Darwinian Web
Adam Green's thoughts on the evolution of the Internet

Posts tagged as: architecture

Is a planet a splog?

Posted on Friday, December 16, 2005 at 9:43 AM (permalink)

I continue to be puzzled by the ethics surrounding RSS aggregators. I have been planning on building an RSS 'river of news' aggregator for Ruby, and my research has brought up the aggregators called planets, which aggregate full feeds from a large number of blogs. I've looked at many of these planet sites, and none of them have a description of the relationship between the aggregator and the aggregatees. Did they all choose to be included or did the aggregator simply add them to a list? Are these planets really splogs? They don't appear to be, because they aren't plastered with ads.

Moving from it to them

Posted on Saturday, December 3, 2005 at 11:00 AM (permalink)

I just had an interesting conversation with my 22 year-old daughter, who is having problems buying some tickets for Jerry Seinfeld online. At first the entire theater's website was down, now it is working, but the link for buying tickets is not responding. She doesn't understand why it isn't working when the page loads fine. I tried to explain that you can't think about "it", but rather "one of them" being broken. The theater is probably on a different server from the ticketing system, so one can be working while the other is down. She has been using the Web for 10 years, so she certainly understands that sites can go down, but when distributed portions of a site fail, this is often hidden by the page design. I know this is going to be a major confusion for users when sites become dependent on external web services. The dirty little secret of Web 2.0 is that a loosely joined architecture is also more error prone.

I remember that early users of the Web in about 1996-7 were often confused about which site they had actually purchased things from. I ran a software downloading site called DaveCentral, and people where constantly emailing us thinking that they had bought software from our site, when they had actually followed a link to the product's publisher. They also were confused about whether they were still on Yahoo, if they followed a link from there. This may sound silly to today's experienced Web users, but I'm sure that the type of aggregated application that is the basis of much of Web 2.0 will be the cause of lots of user confusion. This isn't a fatal flaw, but it will be an obstacle to overcome. I can imagine the first time a major protion of Google glitches, like the maps, and applications all over the world crash.

When I added the code to this blog to notify blog pingservers with new posts, I found that about 40% of the servers failed for one reason or another.

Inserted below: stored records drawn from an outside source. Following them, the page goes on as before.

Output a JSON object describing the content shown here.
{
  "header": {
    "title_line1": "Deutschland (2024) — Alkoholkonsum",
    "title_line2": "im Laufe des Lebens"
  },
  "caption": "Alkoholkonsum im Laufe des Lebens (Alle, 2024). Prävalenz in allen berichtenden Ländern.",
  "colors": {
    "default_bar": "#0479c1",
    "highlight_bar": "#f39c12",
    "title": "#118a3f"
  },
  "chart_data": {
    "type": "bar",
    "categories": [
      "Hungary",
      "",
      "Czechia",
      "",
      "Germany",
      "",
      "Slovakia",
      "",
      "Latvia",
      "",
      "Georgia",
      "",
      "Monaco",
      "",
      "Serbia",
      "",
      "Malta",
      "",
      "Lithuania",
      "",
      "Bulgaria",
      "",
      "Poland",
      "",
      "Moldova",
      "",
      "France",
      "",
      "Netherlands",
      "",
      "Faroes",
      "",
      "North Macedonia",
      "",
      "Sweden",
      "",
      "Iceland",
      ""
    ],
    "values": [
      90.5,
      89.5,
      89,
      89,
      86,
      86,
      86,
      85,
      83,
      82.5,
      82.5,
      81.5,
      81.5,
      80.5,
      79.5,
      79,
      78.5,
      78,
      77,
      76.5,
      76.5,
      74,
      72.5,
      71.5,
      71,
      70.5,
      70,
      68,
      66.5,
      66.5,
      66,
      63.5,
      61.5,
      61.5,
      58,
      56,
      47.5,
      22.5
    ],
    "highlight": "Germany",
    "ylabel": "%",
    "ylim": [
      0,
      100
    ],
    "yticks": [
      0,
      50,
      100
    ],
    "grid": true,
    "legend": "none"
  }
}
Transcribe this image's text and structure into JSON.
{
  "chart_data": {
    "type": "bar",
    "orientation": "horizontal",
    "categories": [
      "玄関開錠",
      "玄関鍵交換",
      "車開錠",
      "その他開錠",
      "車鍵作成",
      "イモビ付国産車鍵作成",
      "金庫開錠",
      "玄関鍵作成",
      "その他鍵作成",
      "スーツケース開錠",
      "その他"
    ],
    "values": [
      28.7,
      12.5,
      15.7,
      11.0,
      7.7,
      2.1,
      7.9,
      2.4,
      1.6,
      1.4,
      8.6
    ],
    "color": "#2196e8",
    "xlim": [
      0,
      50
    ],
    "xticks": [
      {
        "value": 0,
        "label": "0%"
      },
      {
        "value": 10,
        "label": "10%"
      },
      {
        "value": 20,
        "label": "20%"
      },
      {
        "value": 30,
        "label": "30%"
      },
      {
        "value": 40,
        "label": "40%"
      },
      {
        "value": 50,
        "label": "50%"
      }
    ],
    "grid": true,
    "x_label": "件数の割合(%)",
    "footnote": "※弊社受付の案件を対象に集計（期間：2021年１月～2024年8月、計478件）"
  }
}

I didn't bother debugging each one, since I had a lot of pings that got through, so I was assured of good search engine coverage anyway. This type of "percent yield" on RSS feeds and APIs should be part of the design, user interface, and user expectations of Web 2.0.

The urge to scale

Posted on Saturday, November 19, 2005 at 8:26 AM (permalink)

I guess being a dot-com CTO is in my blood. I like to think through various architectures for managing groups of websites. You need to lock down a model for scaling early or you face big problems if you ever need to handle large amounts of traffic. The real key is a logical architecture for domain names. For example, if I thought I was going to serve a lot of podcasts, I would create something like data.darwinianweb.com or podcasts.darwinianweb.com. That would allow me to move that part of my content where it could be best and most cheaply served.

Right now I have darwinianweb.com to handle this main blog where I plan on covering general issues on the changing form of the Internet. I also have ruby.darwinianweb.com, which is a blog that allows me to go into as much depth as I want about learning the Ruby programming language.

I don't want to have too many subdomains, categorization can be handled more easily and on a larger scle with tags, which I am working on adding. At the same time, a separate domain creates more of a distinct place or channel of thought for the user. People automatically switch contexts when they change to a new site, just like a new TV channel.

I plan on having only a few more content subdomains, such as ajax.darwinianweb.com, and xml.darwinianweb.com. Programming languages or standards like XML are so broad and have so many supplementary tools and resources that they work better in their own site or subsite.

I'll also be creating separate domains for exchanging data with other servers. I don't know what will happen with my API experiment, or if that will become a target for abuse, so I'll also create api.darwinianweb.com to serve API calls. It isn't a matter of large amounts of traffic. I want to be able to shut down the API server easily. Of course, that brings up the issue of dependency on critical servers in a distributed environment called for by Web 2.0.

One solution, which also comes easily in an XML/RSS based communication model, is cache the most recent messages as text files, so the most recent result of an API call can be reused instead of calling the API again.

These issues will be played out on a much larger scale throughout the web. Chains of API dependencies will play interesting roles in the future.